I'm skeptical; in the symmetry case you are obviously ensuring the existence of large symmetrical patterns on your walls for the sake of being better off. That you don't know why or how you'll be better off for it doesn't change anything; it's still obviously a means, because being better off is obviously valuable. Likewise, with your friends case, we don't know whether it should be pursued as a means or an end, but it doesn't change the fact that we are pursuing it as a means -- if you are pursuing good reputation without knowing whether it is intrinsically or instrumentally worth having, you are still pursuing it as an end. What you are doing is pursuing it as an end but leaving open the possibility of subordinating it to a greater end somewhere down the road. And this makes plenty of sense: something can be both an end and a means (e.g., by being the end of this particular action, but chosen because it is a means to a larger project).
I do agree, though, that the dichotomy between moral and non-moral reasons is a false one.
When something is an aspect of well-being, as friendship, esthetic goods, etc., and it is pursued because it is an aspect of well-being, then it is being pursued for its own sake. Then, well-being isn't some further thing, for which this is a means.
If I don't know whether something is an aspect of well-being or a means to an aspect of well-being, then I neither pursue it as a means nor as an end.

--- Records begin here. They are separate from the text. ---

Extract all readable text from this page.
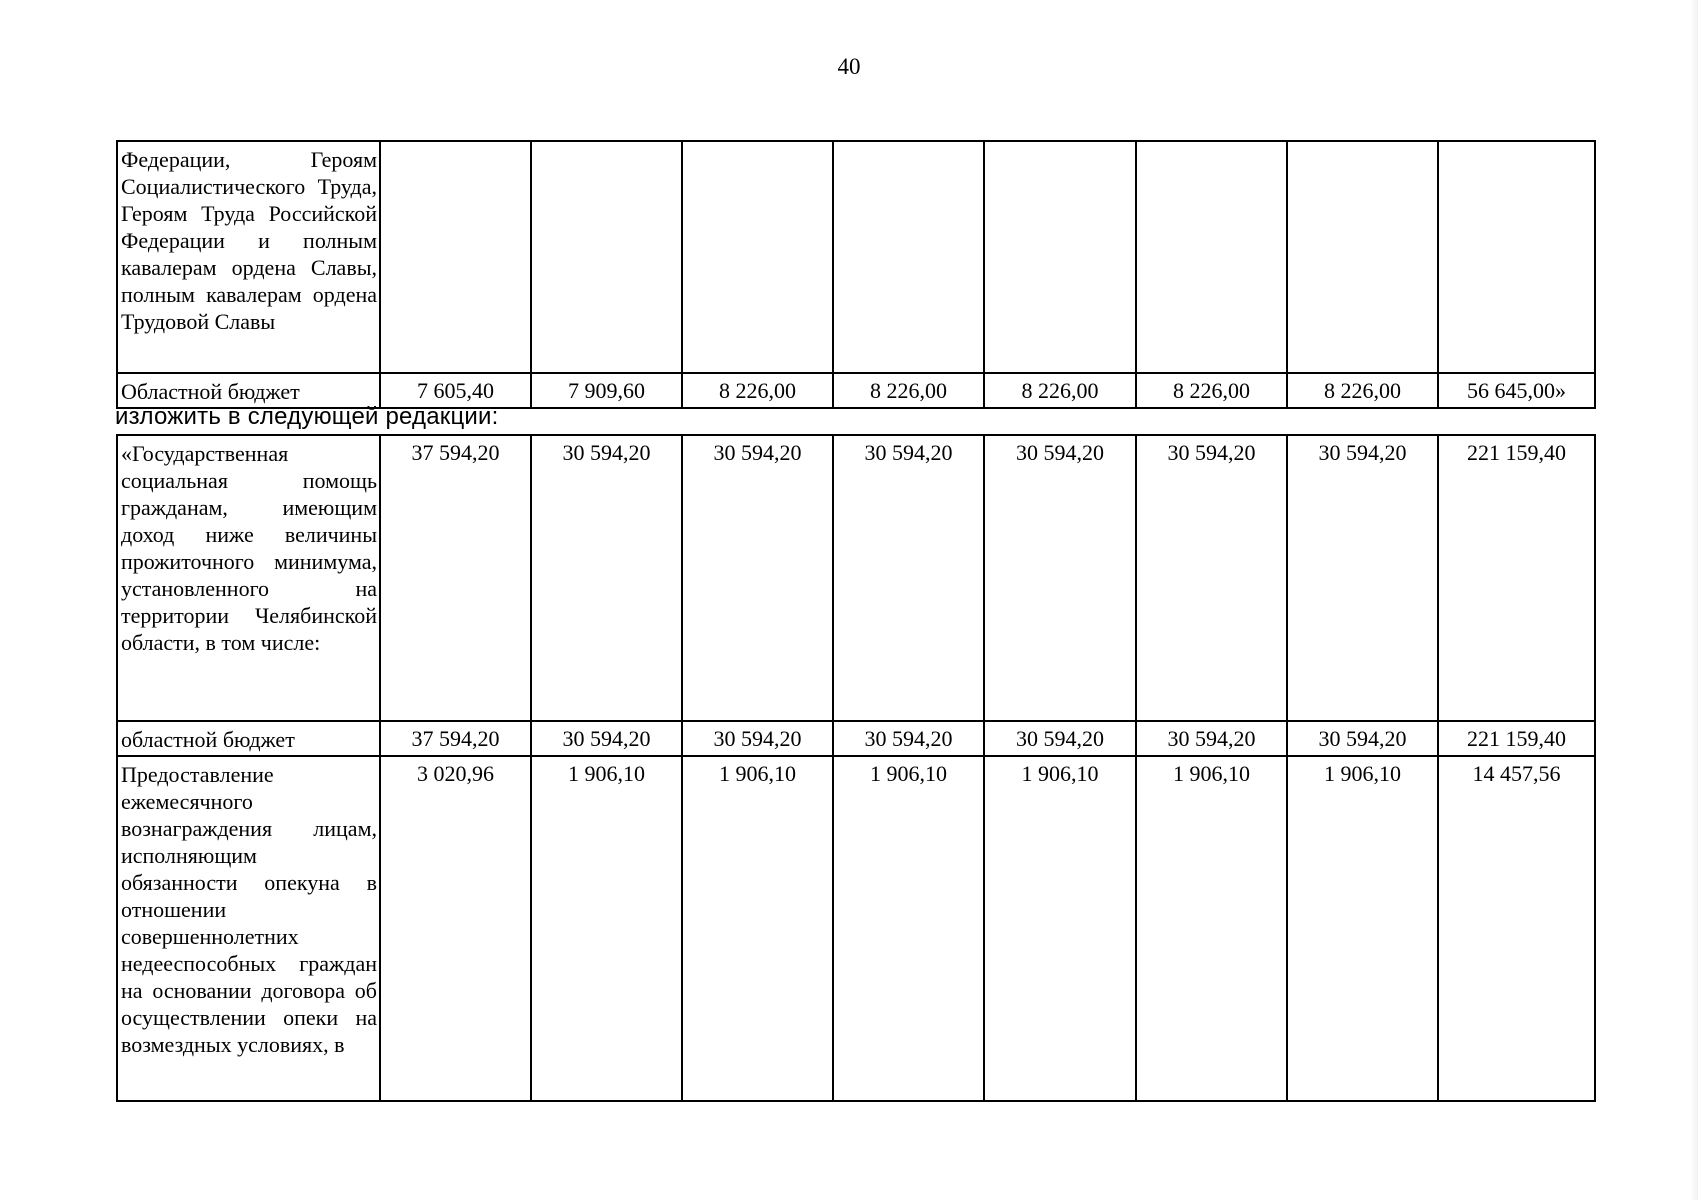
40
Федерации, Героям Социалистического Труда, Героям Труда Российской Федерации и полным кавалерам ордена Славы, полным кавалерам ордена Трудовой Славы								
Областной бюджет	7 605,40	7 909,60	8 226,00	8 226,00	8 226,00	8 226,00	8 226,00	56 645,00»
изложить в следующей редакции:
«Государственная социальная помощь гражданам, имеющим доход ниже величины прожиточного минимума, установленного на территории Челябинской области, в том числе:	37 594,20	30 594,20	30 594,20	30 594,20	30 594,20	30 594,20	30 594,20	221 159,40
областной бюджет	37 594,20	30 594,20	30 594,20	30 594,20	30 594,20	30 594,20	30 594,20	221 159,40
Предоставление ежемесячного вознаграждения лицам, исполняющим обязанности опекуна в отношении совершеннолетних недееспособных граждан на основании договора об осуществлении опеки на возмездных условиях, в	3 020,96	1 906,10	1 906,10	1 906,10	1 906,10	1 906,10	1 906,10	14 457,56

Maybe, though, one can introduce the notion of constitutive, rather than causal, means, and then one may be able to say that one can pursue something as a constitutive means. If so, then I need to modify the symmetrical patterns case. The being tells you simply that it will be better if there are large symmetrical patterns on your walls. the being doesn't tell you if it'll be better for you or for others. The being doesn't tell you if the symmetrical patterns are that which constitutes the value, or if they are merely means to something else (maybe the symmetrical patterns will scare off invading aliens, thereby making the aliens better off morally and the earthlings better off materially).
I still don't see that that would make any difference. If the being tells you that it will be better, you are still doing it as a means in the pursuit of what is better. I do think one needs to recognize constitutive means, but since in neither this version nor the original do you actually have any notion of how it would be constitutive, or even that it would be constitutive, you can't be pursuing it as a constitutive means. But that doesn't rule out that it is still a means, with the question of whether it will turn out to be constitutive or not left open.
It seems to me that both in the post and in the comments you are conflating two different things: objective means-end relations (or perhaps more accurately how we ideally should order things as means and ends) and subjective use of things as means and pursuit of things as ends. Your cases set up situations where we don't know the former and still can pursue things; but that doesn't actually tell us whether or not we pursue things only as ends or as means. Am I just missing some turn in your argument?
This is a very interesting take on the subject. It is a theme I've found particularly important (and controversial) in loci of theological aesthetics and practical theology of the arts.